The device memory available to your code at runtime is basically calculated as
Free memory = total memory
- display driver reservations
- CUDA driver reservations
- CUDA context static allocations (local memory, constant memory, device code)
- CUDA context runtime heap (in kernel allocations, recursive call stack, printf buffer, only on Fermi and newer GPUs)
- CUDA context user allocations (global memory, textures)
if you are getting an out of memory message, then it is likely that one or more of the first three items is consuming most of the GPU memory before your user code ever tries to get memory in the GPU. If, as you have indicated, you are not running on a display GPU, then the context static allocations are the most likely source of your problem. CUDA works by pre-allocating all the memory a context requires at the time the context is established on the device. There are a lot of things which get allocated to support a context, but the single biggest consumer in a context is local memory. The runtime must reserve the maximum amount of local memory which any kernel in a context will consume for the maximum number of threads which each multiprocessor can run simultaneously, for each multiprocess on the device. This can run into hundreds of Mb of memory if a local memory heavy kernel is loaded on a device with a lot of multiprocessors.
The best way to see what might be going on is to write a host program with no device code which establishes a context and calls cudaMemGetInfo. That will show you how much memory the device has with the minimal context overhead on it. Then run you problematic code, adding the same cudaMemGetInfo call before the first cudaMalloc call that will then give you the amount of memory your context is using. That might let you get a handle of where the memory is going. It is very unlikely that fragmentation is the problem if you are getting failure on the first cudaMalloc call.

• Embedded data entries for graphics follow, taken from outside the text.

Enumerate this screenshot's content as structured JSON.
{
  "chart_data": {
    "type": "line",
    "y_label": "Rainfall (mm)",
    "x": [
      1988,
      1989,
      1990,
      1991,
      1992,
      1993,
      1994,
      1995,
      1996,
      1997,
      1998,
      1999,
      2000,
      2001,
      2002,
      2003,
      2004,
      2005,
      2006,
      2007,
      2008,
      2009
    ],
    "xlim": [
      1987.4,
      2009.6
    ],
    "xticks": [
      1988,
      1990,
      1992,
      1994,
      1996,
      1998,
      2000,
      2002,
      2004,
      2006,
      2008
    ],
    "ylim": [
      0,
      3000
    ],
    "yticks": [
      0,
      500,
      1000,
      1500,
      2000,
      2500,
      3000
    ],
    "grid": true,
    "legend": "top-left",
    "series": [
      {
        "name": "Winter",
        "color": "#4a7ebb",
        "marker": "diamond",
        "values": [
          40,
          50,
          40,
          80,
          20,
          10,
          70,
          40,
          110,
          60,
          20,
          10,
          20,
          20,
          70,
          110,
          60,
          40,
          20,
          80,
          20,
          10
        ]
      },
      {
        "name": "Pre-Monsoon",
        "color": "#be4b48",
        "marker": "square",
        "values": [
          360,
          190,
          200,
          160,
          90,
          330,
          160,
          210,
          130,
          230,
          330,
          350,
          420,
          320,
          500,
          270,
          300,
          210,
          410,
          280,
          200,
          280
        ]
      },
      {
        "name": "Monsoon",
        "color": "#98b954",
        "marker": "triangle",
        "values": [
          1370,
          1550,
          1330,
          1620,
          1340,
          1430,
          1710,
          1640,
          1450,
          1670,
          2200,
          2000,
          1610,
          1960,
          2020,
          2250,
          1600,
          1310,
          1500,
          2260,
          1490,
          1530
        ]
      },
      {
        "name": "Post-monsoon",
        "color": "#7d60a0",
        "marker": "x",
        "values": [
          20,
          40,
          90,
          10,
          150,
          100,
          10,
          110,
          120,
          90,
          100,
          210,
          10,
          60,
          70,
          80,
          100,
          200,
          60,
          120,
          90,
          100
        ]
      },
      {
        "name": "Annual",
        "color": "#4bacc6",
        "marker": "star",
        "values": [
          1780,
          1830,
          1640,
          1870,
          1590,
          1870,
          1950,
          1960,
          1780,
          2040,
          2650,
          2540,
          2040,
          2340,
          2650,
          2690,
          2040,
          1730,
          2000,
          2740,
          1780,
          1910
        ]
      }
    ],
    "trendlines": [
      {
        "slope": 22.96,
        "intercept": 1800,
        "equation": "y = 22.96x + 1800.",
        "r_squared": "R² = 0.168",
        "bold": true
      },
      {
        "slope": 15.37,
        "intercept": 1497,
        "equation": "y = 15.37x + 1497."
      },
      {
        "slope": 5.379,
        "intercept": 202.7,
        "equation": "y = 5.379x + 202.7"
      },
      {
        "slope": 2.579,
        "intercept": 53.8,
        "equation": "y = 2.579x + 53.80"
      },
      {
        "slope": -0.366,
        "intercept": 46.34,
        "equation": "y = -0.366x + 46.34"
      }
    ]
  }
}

GPU off-chip memory is separated in global, local and constant memory. This three memory types are a virtual memory concept. Global memory is free for all threads, local is just for one thread only (mostly used for register spilling) and constant memory is cached global memory (writable only from host code). Have a look at 5.3.2 from the CUDA C Programming Guide.
EDIT: removed
Memory allocated via cudaMalloc does never overlap. For the memory a kernel allocates during runtime should be enough memory available. If you are out of memory and try to start a kernel (only a guess from me) you should get the "unknown error" error message. The driver than was unable to start and/or executes the kernel.